Vladimir_Nesov 10 Aug 2025 14:11 UTC
9 points
0
Prefill (processing of input tokens) is efficient, something like 60% compute utilization might be possible, and that only depends on the number of active params. Generation of output tokens is HBM bandwidth bound, depends on the number of total params and the number of KV cache sequences for requests in a batch that fit on the same system (which share the cost of chip-time^[1]). With GB200 NVL72, batches could be huge, dividing the cost of output tokens (still probably several times more expensive per token than prefill).

For prefill, we can directly estimate at-cost inference from the capital cost of compute hardware, assuming a need to pay it back in 3 years (it will likely serve longer but become increasingly obsolete). An H100 system costs about $50K per chip ($5bn for a 100K H100s system). This is all-in for compute equipment, so with networking but without buildings and cooling, since those serve longer and don’t need to be paid back in 3 years. Operational costs are maybe below 20%, which gives $20K per year per chip, or $2.3 per H100-hour. On gpulist, there are many listings at $1.80 per H100-hour, so my methodology might be somewhat overestimating the bare bones cost.

For GB200 NVL72, which are still too scarce to get a visible market price anywhere close to at-cost, the all-in cost together with external networking in a large system is plausibly around $5M per 72-chip rack ($7bn for a 100K chip GB200 NVL72 system, $30bn for Stargate Abilene’s 400K chips in GB200/GB300 NVL72 racks).
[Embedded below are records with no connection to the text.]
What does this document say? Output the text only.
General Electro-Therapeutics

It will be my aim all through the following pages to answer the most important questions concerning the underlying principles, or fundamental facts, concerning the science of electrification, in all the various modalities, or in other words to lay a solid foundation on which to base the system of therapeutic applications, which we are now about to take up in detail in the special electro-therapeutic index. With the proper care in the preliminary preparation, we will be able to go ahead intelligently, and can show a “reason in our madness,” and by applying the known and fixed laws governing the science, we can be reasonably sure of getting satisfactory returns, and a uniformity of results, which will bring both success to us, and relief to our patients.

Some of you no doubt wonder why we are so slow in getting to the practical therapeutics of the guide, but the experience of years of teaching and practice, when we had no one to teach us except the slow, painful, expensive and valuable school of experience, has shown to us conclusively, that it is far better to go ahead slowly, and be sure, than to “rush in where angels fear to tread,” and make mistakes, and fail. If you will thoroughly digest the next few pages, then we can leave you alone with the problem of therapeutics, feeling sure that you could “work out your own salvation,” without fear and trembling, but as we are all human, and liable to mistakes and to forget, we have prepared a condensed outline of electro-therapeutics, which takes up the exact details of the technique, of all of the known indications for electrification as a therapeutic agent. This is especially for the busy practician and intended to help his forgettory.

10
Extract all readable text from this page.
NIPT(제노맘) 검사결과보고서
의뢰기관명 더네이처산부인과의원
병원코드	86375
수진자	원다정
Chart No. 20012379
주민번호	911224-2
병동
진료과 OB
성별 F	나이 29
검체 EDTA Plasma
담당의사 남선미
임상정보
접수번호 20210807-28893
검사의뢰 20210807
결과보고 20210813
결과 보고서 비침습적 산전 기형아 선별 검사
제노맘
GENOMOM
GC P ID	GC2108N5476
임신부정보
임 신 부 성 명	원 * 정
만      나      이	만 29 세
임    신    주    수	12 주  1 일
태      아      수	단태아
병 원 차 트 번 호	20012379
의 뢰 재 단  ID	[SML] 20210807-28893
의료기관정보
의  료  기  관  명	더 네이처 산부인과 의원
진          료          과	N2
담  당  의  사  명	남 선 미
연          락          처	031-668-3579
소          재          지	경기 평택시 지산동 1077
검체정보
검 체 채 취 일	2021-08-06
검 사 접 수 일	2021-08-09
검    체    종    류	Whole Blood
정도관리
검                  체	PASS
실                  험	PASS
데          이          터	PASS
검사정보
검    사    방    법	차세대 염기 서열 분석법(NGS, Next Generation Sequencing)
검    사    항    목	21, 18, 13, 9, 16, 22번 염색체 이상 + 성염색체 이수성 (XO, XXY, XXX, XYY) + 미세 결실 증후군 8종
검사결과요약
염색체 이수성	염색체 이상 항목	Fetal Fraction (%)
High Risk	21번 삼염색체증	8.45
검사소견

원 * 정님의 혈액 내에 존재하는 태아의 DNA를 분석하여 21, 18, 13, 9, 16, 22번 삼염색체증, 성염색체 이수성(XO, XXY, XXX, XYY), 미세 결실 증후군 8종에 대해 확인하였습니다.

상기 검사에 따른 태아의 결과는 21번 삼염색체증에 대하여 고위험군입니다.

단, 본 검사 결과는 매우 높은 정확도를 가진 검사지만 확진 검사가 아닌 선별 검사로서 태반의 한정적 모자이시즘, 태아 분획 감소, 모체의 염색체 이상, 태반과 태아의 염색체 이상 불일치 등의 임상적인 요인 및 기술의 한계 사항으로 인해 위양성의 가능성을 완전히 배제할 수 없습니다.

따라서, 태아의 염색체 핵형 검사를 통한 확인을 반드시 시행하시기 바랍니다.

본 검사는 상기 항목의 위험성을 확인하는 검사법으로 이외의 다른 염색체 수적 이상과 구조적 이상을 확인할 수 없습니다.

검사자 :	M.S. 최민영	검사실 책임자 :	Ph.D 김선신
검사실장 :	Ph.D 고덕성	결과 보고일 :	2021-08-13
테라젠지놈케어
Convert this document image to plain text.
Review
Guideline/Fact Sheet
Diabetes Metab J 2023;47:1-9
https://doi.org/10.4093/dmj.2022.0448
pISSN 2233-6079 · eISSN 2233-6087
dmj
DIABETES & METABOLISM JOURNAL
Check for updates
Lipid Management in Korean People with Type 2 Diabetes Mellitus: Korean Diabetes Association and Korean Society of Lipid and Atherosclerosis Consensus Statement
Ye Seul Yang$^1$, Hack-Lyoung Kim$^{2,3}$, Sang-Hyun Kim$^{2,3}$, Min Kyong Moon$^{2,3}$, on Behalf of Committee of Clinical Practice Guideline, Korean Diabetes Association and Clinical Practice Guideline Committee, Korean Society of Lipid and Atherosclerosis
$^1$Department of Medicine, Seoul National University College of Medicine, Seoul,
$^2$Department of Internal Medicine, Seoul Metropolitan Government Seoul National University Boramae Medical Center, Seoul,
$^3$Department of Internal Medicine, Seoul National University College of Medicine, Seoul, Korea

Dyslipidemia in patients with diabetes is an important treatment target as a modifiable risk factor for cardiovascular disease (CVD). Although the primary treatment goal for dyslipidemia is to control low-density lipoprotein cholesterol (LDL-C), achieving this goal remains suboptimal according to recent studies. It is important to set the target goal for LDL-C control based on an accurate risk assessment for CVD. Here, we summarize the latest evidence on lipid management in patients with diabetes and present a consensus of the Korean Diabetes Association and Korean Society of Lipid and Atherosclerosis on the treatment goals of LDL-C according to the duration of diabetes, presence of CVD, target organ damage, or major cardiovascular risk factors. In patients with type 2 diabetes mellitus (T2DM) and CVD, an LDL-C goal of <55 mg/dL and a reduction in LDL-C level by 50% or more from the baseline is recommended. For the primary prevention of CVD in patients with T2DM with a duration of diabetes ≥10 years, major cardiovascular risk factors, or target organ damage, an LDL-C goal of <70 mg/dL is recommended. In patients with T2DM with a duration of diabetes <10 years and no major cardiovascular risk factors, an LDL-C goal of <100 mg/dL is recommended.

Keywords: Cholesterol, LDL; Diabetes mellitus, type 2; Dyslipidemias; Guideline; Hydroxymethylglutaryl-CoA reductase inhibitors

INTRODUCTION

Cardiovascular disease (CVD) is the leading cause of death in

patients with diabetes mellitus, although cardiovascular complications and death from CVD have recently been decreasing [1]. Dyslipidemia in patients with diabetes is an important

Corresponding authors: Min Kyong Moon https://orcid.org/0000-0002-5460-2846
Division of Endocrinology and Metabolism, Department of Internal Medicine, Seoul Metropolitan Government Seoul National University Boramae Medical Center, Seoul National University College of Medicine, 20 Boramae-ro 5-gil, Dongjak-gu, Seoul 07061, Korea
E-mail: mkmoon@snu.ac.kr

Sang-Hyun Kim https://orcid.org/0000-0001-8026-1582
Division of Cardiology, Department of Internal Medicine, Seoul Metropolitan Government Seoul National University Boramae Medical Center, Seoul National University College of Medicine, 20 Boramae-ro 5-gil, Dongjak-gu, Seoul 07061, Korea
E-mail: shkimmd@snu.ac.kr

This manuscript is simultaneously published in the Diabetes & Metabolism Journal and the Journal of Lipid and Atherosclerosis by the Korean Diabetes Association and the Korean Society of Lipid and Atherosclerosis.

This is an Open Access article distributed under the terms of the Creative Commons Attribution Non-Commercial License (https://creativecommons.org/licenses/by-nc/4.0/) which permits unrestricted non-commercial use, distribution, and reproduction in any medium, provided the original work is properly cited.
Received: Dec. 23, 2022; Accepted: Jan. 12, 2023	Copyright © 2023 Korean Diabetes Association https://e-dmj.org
This is 70K capital cost per chip, or 27.7K per year that pay it back in 3 years with 20% operational costs. This is just $3.2 per chip-hour.

A 1T active param model consumes 2e18 FLOPs for 1M tokens. GB200 chips can do 5e15 FP8 FLOP/s or 10e15 FP4 FLOP/s. At $3.2 per chip-hour and 60% utilization (for prefill), this translates to $0.6 per million input tokens at FP8, or $0.3 per million input tokens at FP4. The API price for the batch mode of GPT-5 is $0.62 input, $5 output. So it might even be possible with FP8. And the 8T total params wouldn’t matter with GB200 NVL72, they fit with space to spare in just one rack/domain.

This is an at-cost estimate, in contrast to the cloud provider prices. Oracle is currently selling 4-chip instances from GB200 at $16 per chip-hour. But it’s barely on the market for now, so the prices don’t yet reflect costs. And for example GCP is still selling an H100-hour for $8 (a3-megagpu-8g instances). So for the major clouds, the price of GB200 might end up only coming down to $11 per chip-hour in 2026-2027, even though the bare bones at-cost price is only $3.2 per chip-hour (or a bit lower).
1. ↩︎
  I’m counting chips rather that GPUs to future-proof my terminology, since Huang recently proclaimed that starting with Rubin, compute dies will be considered GPUs (at March 2025 GTC, 1:28:04 into the keynote), so that a single chip will have 2 GPUs, and with Rubin Ultra a single chip will have 4 GPUs. It doesn’t help that Blackwell already has 2 compute dies per chip. This is sure to lead to confusion when counting things in GPUs, but counting in chips will remain less ambiguous.